The waterfront restaurant will feature Italian staples like pastas and risottos, with a focus on meat and many grilled items, in an upscale but comfortable setting—"fine dining at the beach," Selvaggio calls it. "We will try to just have a fun restaurant," he said. "I think at this stage in my life, fun is a very important part."—J.H.

Danny Meyer's Manhatta Opens

The long-awaited Manhatta, Union Square Hospitality Group's new restaurant atop a skyscraper in New York's Financial District, opened its doors to the public July 17. Danny Meyer's group owns six Restaurant Award winners in New York: the Modern (Grand Award), Union Square Cafe, Gramercy Tavern, Maialino, Marta and Untitled.

For more on what to expect of the new venture, read our preview in the last edition of Turning Tables.—J.H.

San Francisco Grand Award Winner Saison Hires Big-Name Chef, Plans New Concepts

Bonjwing Lee
Saison's cuisine revolves around open wood-fire cooking.

Grand Award Saison in San Francisco announced a new addition to its team: Laurent Gras, the French-born chef who is best-known for heading fine-dining destinations L20 in Chicago and Fifth Floor in San Francisco, now both closed. After a hiatus, Gras returns to restaurant kitchens and will be working side-by-side with Saison co-owner and chef Joshua Skenes. The restaurant holds top honors for its 1,900-selection wine list with strengths in Italy, France, California and Washington.

"Joshua and Laurent have known each other for a long time," co-owner and wine director Mark Bright told Wine Spectator. "They thought it would be fun to collaborate and work together at Saison." There will be some change, like new dishes, but Bright assured that they will stay "within what Saison does."

He adds that the hire was good timing, because Saison is opening two new concepts, one in San Francisco next month and one in Los Angeles at the end of 2018. "It allows us to maintain the quality we are used to [at] Saison and allows Josh to kind of focus for a few months on the new restaurants opening and the menus," said Bright.

The new concepts will be similar to Saison, but will feature à la carte options and a more casual experience, with a wine focus in Burgundy, the Rhône and the Loire Valley.—K.K.
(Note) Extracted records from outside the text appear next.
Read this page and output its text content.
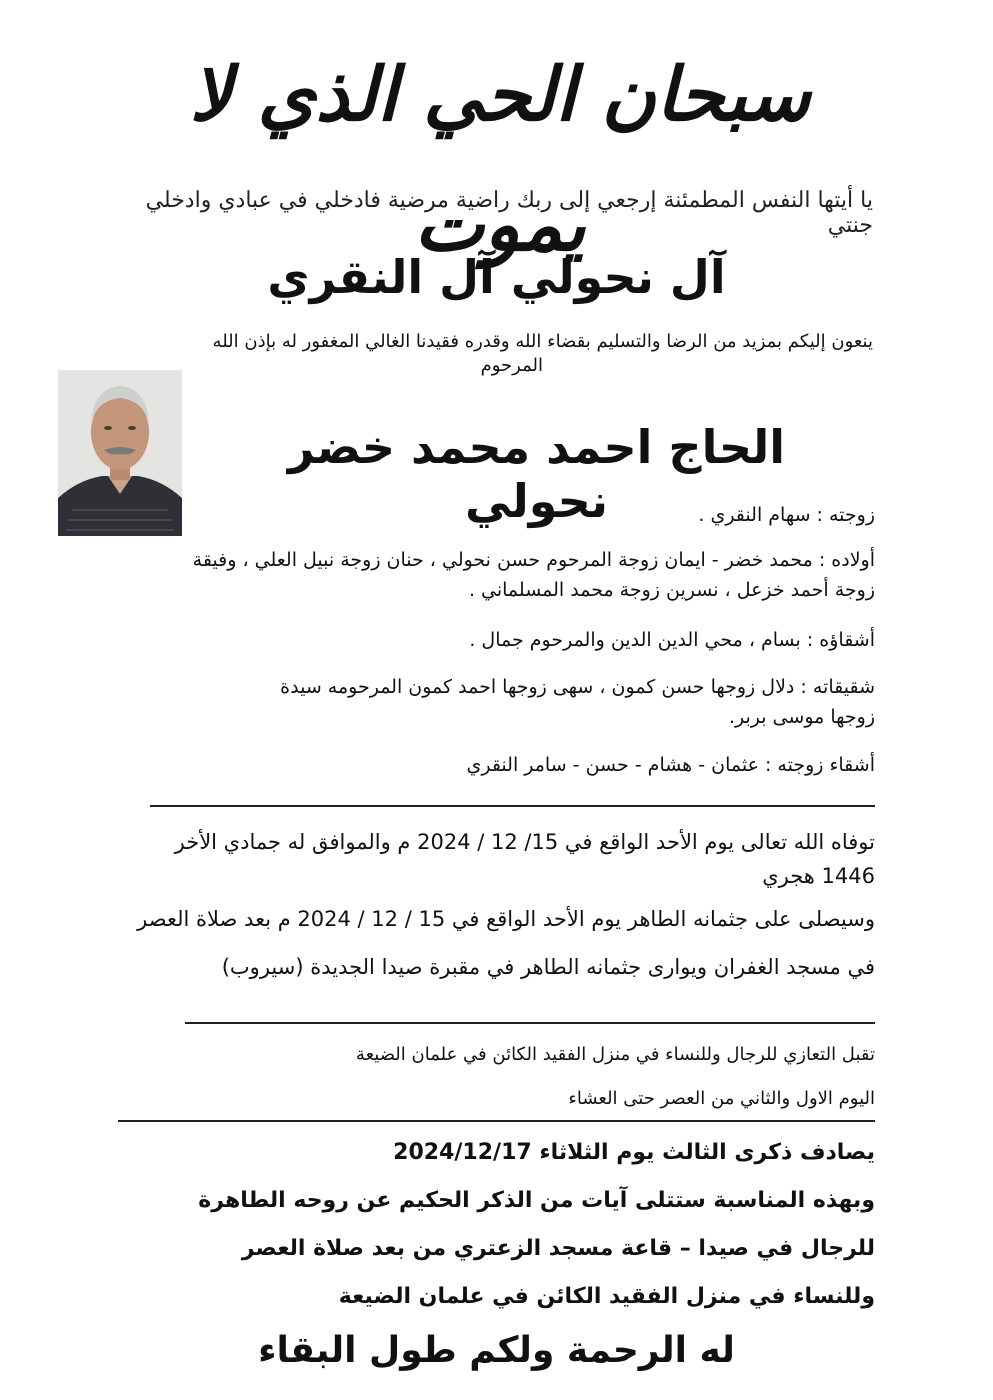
سبحان الحي الذي لا يموت
يا أيتها النفس المطمئنة إرجعي إلى ربك راضية مرضية فادخلي في عبادي وادخلي جنتي
آل نحولي آل النقري
ينعون إليكم بمزيد من الرضا والتسليم بقضاء الله وقدره فقيدنا الغالي المغفور له بإذن الله
المرحوم
الحاج احمد محمد خضر نحولي	زوجته : سهام النقري .
أولاده : محمد خضر - ايمان زوجة المرحوم حسن نحولي ، حنان زوجة نبيل العلي ، وفيقة
زوجة أحمد خزعل ، نسرين زوجة محمد المسلماني .
أشقاؤه : بسام ، محي الدين الدين والمرحوم جمال .
شقيقاته : دلال زوجها حسن كمون ، سهى زوجها احمد كمون المرحومه سيدة
زوجها موسى بربر.
أشقاء زوجته : عثمان - هشام - حسن - سامر النقري
توفاه الله تعالى يوم الأحد الواقع في 15/ 12 / 2024 م والموافق له جمادي الأخر
1446 هجري
وسيصلى على جثمانه الطاهر يوم الأحد الواقع في 15 / 12 / 2024 م بعد صلاة العصر
في مسجد الغفران ويوارى جثمانه الطاهر في مقبرة صيدا الجديدة (سيروب)
تقبل التعازي للرجال وللنساء في منزل الفقيد الكائن في علمان الضيعة
اليوم الاول والثاني من العصر حتى العشاء
يصادف ذكرى الثالث يوم الثلاثاء 2024/12/17
وبهذه المناسبة ستتلى آيات من الذكر الحكيم عن روحه الطاهرة
للرجال في صيدا – قاعة مسجد الزعتري من بعد صلاة العصر
وللنساء في منزل الفقيد الكائن في علمان الضيعة
له الرحمة ولكم طول البقاء
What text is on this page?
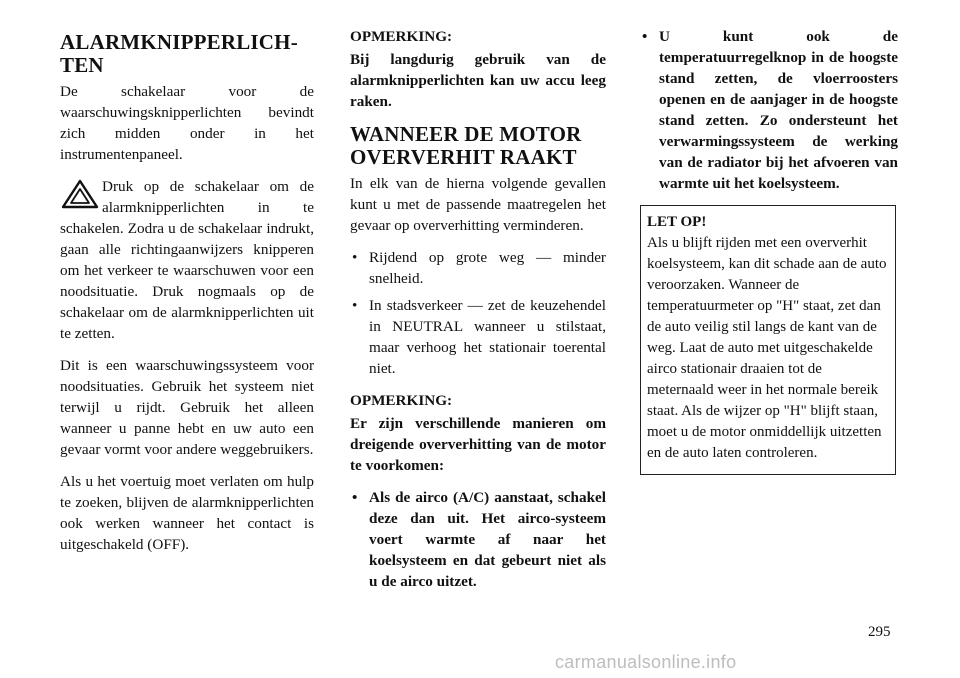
ALARMKNIPPERLICH-
TEN

De schakelaar voor de waarschuwingsknipperlichten bevindt zich midden onder in het instrumentenpaneel.

Druk op de schakelaar om de alarmknipperlichten in te schakelen. Zodra u de schakelaar indrukt, gaan alle richtingaanwijzers knipperen om het verkeer te waarschuwen voor een noodsituatie. Druk nogmaals op de schakelaar om de alarmknipperlichten uit te zetten.

Dit is een waarschuwingssysteem voor noodsituaties. Gebruik het systeem niet terwijl u rijdt. Gebruik het alleen wanneer u panne hebt en uw auto een gevaar vormt voor andere weggebruikers.

Als u het voertuig moet verlaten om hulp te zoeken, blijven de alarmknipperlichten ook werken wanneer het contact is uitgeschakeld (OFF).

OPMERKING:

Bij langdurig gebruik van de alarmknipperlichten kan uw accu leeg raken.

WANNEER DE MOTOR
OVERVERHIT RAAKT

In elk van de hierna volgende gevallen kunt u met de passende maatregelen het gevaar op oververhitting verminderen.

• Rijdend op grote weg — minder snelheid.
• In stadsverkeer — zet de keuzehendel in NEUTRAL wanneer u stilstaat, maar verhoog het stationair toerental niet.
OPMERKING:

Er zijn verschillende manieren om dreigende oververhitting van de motor te voorkomen:

• Als de airco (A/C) aanstaat, schakel deze dan uit. Het airco-systeem voert warmte af naar het koelsysteem en dat gebeurt niet als u de airco uitzet.
• U kunt ook de temperatuurregelknop in de hoogste stand zetten, de vloerroosters openen en de aanjager in de hoogste stand zetten. Zo ondersteunt het verwarmingssysteem de werking van de radiator bij het afvoeren van warmte uit het koelsysteem.
LET OP!

Als u blijft rijden met een oververhit koelsysteem, kan dit schade aan de auto veroorzaken. Wanneer de temperatuurmeter op "H" staat, zet dan de auto veilig stil langs de kant van de weg. Laat de auto met uitgeschakelde airco stationair draaien tot de meternaald weer in het normale bereik staat. Als de wijzer op "H" blijft staan, moet u de motor onmiddellijk uitzetten en de auto laten controleren.

295
carmanualsonline.info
Georgie in Beverly Hills Closes, for Now

Chef Geoffrey Zakarian's Georgie closed July 15 after two years at the Montage Hotel in Beverly Hills, Calif. The ground-floor restaurant will be temporarily reopening as a different concept at the end of the month, but the Best of Award of Excellence–winning Georgie will be relocating to a new home, elsewhere in Los Angeles.

"Montage is an incredible luxury brand, and it was an honor to partner with their team here in Beverly Hills," Zakarian said in a statement. "Although we cannot announce anything as of yet, together our companies will be bringing exciting projects to diners in the future."

Zakarian also owns Best of Award of Excellence winner the Lambs Club in New York City.—B.G.